Delayed paychecks, reduced working hours, and stalled contracts led to a loss of about $11 billion in gross domestic product over the five-week shutdown.
About $8 billion of that will be recovered as workers return, but $3 billion or 0.02% of gross domestic product in 2019 will never be recovered, according to the CBO.
For the last quarter of 2018, which only saw about a week of reduced activity, the level of GDP will be about $3 billion or 0.1% lower than expected and the annualized growth rate will be 0.2% lower. For the first quarter of 2019, the level of economic output will be about $8 billion lower than expected or 0.2%. The growth rate will be 0.4% lower.
Most of that is expected to be regained through faster growth later this year, the report notes.
The larger effect on the economy reflects a reduction in consumer spending driven by unpaid workers cutting back on purchases. While federal employees will get back pay, most contractors will not.
Private sector activity may have been lost as a result of the lapse in federal certifications, loans, and permits, as well as general business uncertainty that could impact investment and hiring. The CBO did not take those indirect factors into account, and also cautioned that there might be longer-term consequences for government recruiting.
“When you do this sort of thing, you affect the morale of federal workers, and it may have an impact on the quality of federal workers going forward,” said CBO Director Keith Hall in a briefing with reporters.
One thing’s for sure: The hit would have gotten worse had the funding gap continued.
“The risks to the economy were becoming increasingly significant as the shutdown continued,” the CBO wrote in its report. “Although their precise effects on economic output are uncertain, the negative effects of such factors would have become increasingly important if the partial shutdown had extended beyond five weeks.”
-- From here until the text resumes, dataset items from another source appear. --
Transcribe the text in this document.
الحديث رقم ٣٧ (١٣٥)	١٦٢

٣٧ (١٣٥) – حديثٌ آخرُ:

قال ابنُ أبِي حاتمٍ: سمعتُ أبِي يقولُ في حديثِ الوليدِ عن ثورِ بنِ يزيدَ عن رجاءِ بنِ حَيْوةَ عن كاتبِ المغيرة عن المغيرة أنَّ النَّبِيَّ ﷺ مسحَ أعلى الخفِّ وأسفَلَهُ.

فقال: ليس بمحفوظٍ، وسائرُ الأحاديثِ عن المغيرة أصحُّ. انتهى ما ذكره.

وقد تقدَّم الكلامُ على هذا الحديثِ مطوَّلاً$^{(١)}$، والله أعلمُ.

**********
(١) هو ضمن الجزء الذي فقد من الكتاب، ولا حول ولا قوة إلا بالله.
The Bureau of Economic Analysis was scheduled to put out its first estimate for fourth quarter GDP this week, but it announced Monday that it will indefinitely delay reports through next week, given the long break in data collection.
The CBO’s analysis is in line with other of estimates on how big of a chunk the shutdown took out of economic growth.
S&P Global Economics, for example, projected a loss of $6 billion, though it did not specify how much of that would be made up through subsequent activity. Oxford Economics also projected a 0.2% drag in the first quarter.
Morgan Stanley’s economic team, which did take into effect the indirect effects of the shutdown, forecasts a drag on annualizedGDP growthof 0.5% in the first quarter, putting the annualized growth rate at 1.7%.
The government’s finances will take a hit another way, too: The CBO also estimates that tax revenues will be $2 billion lower in 2019 as a result of reduced enforcement by the Internal Revenue Service.